Basketball: Spanien eine Nummer zu groß: Keine Chance für deutsche Damen
zuletzt aktualisiert: 21.11.2001 - 23:25Nördlingen (rpo). Der Bronzemedaillengewinner der letzten Europameisterschaft war für die deutschen Basketballerinnen doch eine Nummer zu groß. Das verjüngte Team des neuen Bundestrainers Olaf Lange verlor am Mittwochabend in Nördlingen sein erstes Qualifikationsspiel für die EM-Endrunde 2003 in Griechenland gegen Spanien deutlich mit 57:85 (27:53).

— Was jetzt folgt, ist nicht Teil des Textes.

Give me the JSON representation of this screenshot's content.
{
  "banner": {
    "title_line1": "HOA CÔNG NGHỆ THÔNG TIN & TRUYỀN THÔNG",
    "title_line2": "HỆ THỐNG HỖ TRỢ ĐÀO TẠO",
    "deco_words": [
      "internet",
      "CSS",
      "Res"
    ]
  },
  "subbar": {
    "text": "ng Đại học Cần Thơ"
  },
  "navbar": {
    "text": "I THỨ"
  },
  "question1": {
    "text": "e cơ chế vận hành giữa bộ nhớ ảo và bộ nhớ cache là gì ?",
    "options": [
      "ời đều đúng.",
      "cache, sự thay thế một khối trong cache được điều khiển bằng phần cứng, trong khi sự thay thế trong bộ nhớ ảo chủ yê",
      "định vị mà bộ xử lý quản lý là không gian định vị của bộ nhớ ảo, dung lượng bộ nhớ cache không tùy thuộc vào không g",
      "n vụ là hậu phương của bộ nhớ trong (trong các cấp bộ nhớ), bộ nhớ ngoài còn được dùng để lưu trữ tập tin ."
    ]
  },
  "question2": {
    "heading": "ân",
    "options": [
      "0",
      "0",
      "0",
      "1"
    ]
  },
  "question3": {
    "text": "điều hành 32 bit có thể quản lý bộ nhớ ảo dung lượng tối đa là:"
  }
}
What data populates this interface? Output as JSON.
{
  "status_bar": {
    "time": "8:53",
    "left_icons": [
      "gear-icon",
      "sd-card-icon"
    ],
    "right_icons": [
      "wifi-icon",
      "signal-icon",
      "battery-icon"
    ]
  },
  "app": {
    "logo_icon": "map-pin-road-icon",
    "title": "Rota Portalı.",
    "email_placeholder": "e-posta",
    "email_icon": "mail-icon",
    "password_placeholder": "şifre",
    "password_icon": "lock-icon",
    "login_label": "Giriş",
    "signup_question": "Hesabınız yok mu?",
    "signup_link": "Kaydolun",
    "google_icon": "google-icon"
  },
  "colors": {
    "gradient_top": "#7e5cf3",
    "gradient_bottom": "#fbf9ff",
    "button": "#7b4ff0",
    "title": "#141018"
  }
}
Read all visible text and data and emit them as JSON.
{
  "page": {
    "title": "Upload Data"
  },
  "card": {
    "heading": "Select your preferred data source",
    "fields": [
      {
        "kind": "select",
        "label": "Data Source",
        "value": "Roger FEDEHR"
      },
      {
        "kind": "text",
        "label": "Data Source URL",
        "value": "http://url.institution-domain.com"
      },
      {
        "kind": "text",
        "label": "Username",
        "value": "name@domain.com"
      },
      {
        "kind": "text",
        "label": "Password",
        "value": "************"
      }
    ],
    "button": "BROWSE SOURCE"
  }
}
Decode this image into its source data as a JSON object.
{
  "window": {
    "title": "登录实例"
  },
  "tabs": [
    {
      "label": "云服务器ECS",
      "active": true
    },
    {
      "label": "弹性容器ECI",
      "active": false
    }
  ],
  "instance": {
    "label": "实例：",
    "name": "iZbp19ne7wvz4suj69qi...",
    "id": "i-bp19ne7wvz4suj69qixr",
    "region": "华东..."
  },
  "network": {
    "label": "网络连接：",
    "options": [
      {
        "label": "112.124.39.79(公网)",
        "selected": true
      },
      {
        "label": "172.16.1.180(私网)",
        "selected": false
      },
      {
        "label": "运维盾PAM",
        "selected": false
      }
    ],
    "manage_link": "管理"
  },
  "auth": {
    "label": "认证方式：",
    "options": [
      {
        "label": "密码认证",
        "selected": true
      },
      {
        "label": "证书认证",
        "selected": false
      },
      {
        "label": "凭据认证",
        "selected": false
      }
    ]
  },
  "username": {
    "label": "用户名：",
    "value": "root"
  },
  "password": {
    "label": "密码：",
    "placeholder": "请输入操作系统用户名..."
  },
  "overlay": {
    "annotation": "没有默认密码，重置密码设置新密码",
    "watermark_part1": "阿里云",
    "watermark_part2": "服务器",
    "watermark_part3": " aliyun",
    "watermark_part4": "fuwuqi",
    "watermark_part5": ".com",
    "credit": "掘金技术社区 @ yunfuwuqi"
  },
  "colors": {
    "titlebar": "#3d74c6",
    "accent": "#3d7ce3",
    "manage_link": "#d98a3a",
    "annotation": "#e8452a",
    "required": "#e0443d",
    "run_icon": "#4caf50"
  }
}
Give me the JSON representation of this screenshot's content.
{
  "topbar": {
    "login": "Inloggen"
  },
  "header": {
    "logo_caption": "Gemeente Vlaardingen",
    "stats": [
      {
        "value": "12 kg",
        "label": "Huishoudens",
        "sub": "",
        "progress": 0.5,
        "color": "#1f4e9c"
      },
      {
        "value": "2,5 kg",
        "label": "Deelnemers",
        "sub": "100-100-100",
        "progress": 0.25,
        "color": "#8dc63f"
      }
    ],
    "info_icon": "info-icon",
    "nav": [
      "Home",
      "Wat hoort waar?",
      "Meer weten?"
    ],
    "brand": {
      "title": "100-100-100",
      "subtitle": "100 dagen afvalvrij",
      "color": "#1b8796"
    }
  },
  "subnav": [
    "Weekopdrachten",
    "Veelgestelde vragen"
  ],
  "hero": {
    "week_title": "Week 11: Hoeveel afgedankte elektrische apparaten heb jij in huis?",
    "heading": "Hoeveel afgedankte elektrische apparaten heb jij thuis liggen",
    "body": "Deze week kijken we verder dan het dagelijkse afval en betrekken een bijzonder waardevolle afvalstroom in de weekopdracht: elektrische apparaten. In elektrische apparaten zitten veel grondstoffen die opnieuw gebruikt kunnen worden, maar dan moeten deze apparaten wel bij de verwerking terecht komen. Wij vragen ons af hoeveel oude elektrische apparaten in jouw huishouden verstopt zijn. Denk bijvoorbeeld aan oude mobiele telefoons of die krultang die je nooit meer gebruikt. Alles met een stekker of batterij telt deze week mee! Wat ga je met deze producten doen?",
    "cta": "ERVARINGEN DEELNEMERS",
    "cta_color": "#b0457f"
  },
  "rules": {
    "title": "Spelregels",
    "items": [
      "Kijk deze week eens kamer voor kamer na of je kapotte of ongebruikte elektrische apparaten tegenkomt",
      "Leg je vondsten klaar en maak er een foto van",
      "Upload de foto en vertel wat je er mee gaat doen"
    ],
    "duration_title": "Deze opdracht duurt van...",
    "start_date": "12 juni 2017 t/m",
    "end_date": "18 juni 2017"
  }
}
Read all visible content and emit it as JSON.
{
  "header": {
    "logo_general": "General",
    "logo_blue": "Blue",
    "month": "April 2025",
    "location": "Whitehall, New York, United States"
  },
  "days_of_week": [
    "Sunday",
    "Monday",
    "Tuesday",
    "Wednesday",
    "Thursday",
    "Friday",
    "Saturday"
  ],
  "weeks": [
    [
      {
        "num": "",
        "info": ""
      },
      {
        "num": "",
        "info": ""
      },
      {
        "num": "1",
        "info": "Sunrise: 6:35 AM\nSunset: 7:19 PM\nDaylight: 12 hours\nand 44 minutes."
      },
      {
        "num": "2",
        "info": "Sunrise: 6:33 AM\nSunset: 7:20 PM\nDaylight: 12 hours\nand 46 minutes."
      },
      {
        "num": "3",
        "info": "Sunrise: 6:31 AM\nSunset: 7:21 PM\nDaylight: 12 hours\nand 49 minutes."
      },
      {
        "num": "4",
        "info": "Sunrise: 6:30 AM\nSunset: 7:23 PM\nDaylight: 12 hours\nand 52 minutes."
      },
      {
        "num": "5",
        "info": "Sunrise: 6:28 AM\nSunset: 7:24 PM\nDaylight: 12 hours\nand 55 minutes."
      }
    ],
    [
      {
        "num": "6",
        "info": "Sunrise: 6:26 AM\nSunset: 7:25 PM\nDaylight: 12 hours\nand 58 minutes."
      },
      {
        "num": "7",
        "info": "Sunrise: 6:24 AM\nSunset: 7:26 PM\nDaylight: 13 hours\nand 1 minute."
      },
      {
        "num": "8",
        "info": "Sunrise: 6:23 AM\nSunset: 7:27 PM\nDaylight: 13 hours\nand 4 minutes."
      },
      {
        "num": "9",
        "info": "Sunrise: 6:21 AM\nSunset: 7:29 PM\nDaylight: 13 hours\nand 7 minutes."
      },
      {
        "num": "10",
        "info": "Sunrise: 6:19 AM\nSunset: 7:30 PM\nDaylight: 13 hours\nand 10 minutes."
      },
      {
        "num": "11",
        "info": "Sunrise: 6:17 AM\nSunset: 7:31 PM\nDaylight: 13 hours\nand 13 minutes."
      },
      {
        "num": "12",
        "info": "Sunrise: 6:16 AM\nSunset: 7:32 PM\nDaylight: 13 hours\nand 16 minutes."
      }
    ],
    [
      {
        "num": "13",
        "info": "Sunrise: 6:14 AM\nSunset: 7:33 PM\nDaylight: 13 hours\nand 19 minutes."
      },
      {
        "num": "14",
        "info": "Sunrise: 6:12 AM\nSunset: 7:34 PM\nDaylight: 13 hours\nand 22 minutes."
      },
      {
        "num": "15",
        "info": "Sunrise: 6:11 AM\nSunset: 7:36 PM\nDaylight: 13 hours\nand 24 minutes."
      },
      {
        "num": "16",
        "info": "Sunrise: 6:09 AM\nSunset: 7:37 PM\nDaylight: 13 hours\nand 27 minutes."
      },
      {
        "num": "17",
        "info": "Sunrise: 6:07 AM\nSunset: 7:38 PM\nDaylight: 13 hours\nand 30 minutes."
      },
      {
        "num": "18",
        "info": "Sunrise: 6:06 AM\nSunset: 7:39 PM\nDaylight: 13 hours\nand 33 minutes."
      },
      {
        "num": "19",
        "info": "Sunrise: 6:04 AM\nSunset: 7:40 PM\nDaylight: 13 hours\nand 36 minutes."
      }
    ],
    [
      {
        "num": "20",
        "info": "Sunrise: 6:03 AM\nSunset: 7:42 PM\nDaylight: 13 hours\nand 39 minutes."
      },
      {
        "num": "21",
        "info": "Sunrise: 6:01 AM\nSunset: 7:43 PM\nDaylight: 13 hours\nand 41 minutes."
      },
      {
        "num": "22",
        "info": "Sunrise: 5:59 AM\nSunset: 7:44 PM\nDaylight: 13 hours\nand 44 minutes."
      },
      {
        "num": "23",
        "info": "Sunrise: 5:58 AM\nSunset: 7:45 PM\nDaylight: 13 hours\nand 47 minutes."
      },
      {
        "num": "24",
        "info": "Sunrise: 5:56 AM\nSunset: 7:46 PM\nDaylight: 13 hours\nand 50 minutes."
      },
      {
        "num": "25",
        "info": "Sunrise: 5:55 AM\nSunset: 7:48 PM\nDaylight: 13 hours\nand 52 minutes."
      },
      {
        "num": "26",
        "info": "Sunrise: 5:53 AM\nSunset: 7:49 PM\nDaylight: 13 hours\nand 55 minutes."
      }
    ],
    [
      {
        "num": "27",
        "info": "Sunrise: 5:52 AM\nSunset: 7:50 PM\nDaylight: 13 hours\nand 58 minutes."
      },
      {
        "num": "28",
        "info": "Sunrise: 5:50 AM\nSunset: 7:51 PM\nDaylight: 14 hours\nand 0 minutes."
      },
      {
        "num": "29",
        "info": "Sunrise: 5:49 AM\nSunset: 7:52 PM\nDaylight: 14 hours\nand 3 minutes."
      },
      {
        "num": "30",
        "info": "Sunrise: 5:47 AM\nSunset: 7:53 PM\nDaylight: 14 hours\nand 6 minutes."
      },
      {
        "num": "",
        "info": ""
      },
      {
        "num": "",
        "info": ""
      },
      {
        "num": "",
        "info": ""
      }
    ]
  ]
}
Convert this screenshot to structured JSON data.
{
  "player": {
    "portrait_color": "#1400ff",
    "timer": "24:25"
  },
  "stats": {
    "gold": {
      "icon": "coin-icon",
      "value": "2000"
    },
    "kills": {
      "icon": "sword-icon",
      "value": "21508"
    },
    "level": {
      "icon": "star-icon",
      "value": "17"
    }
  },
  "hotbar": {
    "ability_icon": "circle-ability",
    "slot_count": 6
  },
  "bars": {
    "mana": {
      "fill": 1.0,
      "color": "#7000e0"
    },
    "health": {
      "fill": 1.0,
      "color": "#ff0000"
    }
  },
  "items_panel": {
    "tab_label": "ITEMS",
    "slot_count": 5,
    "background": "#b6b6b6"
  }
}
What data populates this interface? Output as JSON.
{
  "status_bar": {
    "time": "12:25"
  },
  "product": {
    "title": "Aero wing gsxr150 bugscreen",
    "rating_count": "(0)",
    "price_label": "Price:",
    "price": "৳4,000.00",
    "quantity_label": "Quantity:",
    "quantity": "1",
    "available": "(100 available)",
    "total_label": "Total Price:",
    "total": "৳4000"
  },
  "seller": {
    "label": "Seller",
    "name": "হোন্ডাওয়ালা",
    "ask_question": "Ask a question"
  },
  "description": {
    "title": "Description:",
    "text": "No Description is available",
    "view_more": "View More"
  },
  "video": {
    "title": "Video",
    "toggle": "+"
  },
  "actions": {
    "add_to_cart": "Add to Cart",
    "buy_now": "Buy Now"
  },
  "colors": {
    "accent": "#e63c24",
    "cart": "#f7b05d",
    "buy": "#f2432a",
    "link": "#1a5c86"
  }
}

Entscheidend war das zweite Viertel (13:39), in dem der Gruppenfavorit die Auswahl des Deutschen Basketball Bundes (DBB) mit Schnellangriffen überrannte. "So etwas darf uns nicht passieren. Wir waren wie paralysiert", ärgerte sich Lange. Dennoch mussten die deutschen Spielerinnen die Köpfe nicht hängen lassen. Ihr Trost: Die nächsten Aufgaben werden leichter.
Aus den beiden Auswärtsspielen am Samstag (17.00) in Tel Aviv gegen Israel und am 28. November (16.00) in Bukarest gegen Rumänien will die Mannschaft zwei Siege mitbringen. "Wir haben in diesem Spiel viel gelernt und in den Auswärtsspielen Siegchancen", meinte Lange. Dann wird auch Martina Kehrenberg, die beste Verteidigerin des deutschen Teams, wieder dabei sein und eventuell auch ihre am Mittwoch noch verletzte Wuppertaler Center-Kollegin Martina Weber.
Herausragende deutsche Spielerin gegen Spanien war Sophie von Saldern (Wuppertal), die sich als einzige in allen Phasen des Spiels durchsetzen konnte, 18 Punkte erzielte und 9 Rebounds holte. Außerdem trafen Andrea Harder (Saarlouis/10) sowie auf spanischer Seite Rosaura Sanchez (20), Begona Garcia (15) und Marta Fernandez (13) am besten.